Lastly, during the polysilicon etching step which defines the individual floating gates, the corners of the floating gates are rounded, thereby effectively increasing the distance between the resulting floating gates. This permits the floating gate mask window regions to be closer to one another when manufacturing array 20 than when manufacturing array 10.
In array 20, when it is desired to read (or program) the state of a first group of floating gates within a first column of transistors (e.g., floating gates FG2 and FG10 in column C1), bit line BL2 serves as a drain and bit line BL1 serves as a source, whereas when it is desired to read (or program) the state of a second group of floating gates (such as floating gates FG5 and FG13 in column C1), bit line BL1 serves as a drain and bit line BL2 serves as the source.

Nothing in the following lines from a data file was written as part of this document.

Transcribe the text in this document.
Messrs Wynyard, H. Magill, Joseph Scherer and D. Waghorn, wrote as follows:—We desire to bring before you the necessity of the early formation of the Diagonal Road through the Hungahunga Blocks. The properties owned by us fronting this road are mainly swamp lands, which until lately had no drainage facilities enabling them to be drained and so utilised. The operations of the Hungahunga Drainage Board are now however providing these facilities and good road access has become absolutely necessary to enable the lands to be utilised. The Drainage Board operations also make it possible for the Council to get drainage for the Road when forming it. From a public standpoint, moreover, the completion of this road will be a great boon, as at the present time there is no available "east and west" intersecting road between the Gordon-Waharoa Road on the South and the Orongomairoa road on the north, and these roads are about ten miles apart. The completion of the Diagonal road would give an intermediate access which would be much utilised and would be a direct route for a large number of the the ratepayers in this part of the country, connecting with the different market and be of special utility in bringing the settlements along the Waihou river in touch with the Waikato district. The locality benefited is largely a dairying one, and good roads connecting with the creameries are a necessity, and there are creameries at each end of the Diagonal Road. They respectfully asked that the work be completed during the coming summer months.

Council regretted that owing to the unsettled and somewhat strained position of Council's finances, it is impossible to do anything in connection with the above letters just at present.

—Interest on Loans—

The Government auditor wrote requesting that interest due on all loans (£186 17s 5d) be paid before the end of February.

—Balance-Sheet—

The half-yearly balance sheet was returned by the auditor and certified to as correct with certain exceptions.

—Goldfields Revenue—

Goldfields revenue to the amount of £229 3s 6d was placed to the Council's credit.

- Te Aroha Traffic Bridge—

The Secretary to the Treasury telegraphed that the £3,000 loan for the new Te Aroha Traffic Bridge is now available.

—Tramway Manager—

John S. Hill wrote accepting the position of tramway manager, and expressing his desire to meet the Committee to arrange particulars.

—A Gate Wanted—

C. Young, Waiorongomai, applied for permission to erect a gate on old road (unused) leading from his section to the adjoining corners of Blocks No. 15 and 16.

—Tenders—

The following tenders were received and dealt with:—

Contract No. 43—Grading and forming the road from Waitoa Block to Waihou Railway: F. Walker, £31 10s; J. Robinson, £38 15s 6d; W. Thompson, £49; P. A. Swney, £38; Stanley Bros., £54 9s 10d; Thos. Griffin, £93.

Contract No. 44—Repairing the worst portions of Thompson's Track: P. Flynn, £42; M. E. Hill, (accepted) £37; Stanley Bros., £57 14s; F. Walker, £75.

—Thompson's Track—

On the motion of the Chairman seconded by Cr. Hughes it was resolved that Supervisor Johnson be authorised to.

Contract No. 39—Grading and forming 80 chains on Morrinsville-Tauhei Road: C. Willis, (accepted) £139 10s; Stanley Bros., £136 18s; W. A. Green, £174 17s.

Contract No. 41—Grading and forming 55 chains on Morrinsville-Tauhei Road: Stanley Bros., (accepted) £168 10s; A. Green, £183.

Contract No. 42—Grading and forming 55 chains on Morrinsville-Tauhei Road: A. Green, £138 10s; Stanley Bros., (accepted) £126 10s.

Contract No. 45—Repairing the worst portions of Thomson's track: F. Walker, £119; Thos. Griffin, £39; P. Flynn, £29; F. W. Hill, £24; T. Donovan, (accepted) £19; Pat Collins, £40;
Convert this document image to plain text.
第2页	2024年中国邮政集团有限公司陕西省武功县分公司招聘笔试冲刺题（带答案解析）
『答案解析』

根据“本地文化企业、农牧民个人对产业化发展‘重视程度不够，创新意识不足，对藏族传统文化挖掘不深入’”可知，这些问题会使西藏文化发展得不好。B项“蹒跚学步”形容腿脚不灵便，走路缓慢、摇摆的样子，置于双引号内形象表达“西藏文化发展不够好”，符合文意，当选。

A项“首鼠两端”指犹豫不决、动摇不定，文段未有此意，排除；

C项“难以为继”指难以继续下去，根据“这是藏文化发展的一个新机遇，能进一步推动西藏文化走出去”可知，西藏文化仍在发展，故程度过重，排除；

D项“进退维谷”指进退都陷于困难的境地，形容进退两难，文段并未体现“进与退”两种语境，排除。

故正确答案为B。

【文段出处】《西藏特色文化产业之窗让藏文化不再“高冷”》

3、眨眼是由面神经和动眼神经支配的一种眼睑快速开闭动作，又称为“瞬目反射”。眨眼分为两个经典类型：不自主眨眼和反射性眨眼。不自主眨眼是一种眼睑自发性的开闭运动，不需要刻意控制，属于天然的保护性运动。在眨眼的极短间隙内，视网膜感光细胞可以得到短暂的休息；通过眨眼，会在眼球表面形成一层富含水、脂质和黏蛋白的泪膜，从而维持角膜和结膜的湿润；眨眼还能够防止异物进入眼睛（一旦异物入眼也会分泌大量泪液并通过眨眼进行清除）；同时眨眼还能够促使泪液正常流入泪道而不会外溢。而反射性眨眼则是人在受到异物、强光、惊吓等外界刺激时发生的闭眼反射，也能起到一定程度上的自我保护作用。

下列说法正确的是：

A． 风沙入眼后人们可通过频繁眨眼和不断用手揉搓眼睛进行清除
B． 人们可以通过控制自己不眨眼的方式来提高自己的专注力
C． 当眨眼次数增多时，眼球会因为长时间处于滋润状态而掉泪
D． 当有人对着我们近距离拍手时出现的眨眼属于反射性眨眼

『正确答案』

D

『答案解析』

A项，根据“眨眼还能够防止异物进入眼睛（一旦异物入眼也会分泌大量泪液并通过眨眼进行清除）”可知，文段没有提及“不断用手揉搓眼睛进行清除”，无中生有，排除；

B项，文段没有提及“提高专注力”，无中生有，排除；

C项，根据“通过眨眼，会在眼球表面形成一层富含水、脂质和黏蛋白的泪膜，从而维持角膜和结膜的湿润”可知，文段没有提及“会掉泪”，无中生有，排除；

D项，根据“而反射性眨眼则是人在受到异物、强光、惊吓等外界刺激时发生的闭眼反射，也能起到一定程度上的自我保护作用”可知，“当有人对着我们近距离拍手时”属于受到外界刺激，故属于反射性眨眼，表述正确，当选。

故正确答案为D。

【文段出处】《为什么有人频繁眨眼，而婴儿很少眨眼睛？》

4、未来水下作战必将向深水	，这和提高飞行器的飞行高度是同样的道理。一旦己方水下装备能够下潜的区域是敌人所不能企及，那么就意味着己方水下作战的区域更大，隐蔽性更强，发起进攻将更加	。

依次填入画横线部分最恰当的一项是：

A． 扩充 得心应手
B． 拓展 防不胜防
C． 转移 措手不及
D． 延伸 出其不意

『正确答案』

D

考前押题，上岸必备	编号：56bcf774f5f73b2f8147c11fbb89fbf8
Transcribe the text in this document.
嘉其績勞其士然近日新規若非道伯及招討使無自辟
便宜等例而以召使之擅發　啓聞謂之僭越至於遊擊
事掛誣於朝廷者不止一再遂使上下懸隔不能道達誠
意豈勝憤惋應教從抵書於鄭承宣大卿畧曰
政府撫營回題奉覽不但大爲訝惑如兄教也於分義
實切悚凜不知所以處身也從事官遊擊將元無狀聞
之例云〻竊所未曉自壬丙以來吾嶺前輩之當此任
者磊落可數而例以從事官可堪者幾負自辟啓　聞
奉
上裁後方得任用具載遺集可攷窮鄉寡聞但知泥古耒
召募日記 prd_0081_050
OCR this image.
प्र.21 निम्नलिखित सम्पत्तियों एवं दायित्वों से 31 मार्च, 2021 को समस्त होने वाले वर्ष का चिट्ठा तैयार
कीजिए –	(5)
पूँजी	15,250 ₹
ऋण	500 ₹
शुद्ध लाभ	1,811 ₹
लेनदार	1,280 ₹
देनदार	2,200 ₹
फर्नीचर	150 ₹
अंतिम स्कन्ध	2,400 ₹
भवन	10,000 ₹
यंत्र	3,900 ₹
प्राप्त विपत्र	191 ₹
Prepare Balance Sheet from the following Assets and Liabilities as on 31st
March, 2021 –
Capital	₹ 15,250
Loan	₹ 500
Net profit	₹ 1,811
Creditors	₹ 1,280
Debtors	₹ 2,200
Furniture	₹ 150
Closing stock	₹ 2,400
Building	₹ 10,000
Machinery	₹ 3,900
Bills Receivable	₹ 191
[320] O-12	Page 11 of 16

Thus, unlike the decoder used in conjunction with array 10, a decoder used in conjunction with array 20 must be capable of causing the bit lines to function as either sources or drains depending on the word line being addressed.
During read operations, a dummy transistor from a column of dummy transistors is coupled to a sense amplifier so that the drain voltage of the transistor being read can be compared with the drain voltage of the dummy transistor. It would be desirable to ensure that the transistor selected from the dummy column has its floating gate on the same side of the channel as the transistor being read, so that the selected dummy transistor and the transistor being read have comparable electrical characteristics. Also, since some dummy transistors have their floating gates on one side of the transistor cell, while other dummy transistors have their floating gates on the other side of the transistor cell, the bit line decoder should be capable of coupling each dummy bit line to the ground and to the sense amplifier.
It is desirable to provide redundant rows for replacing defective rows within the EPROM array. It would be desirable to construct the decoder so that each redundant row can replace any row in the array, regardless of whether the replaced row has its floating gates on the left side or right side of the cell.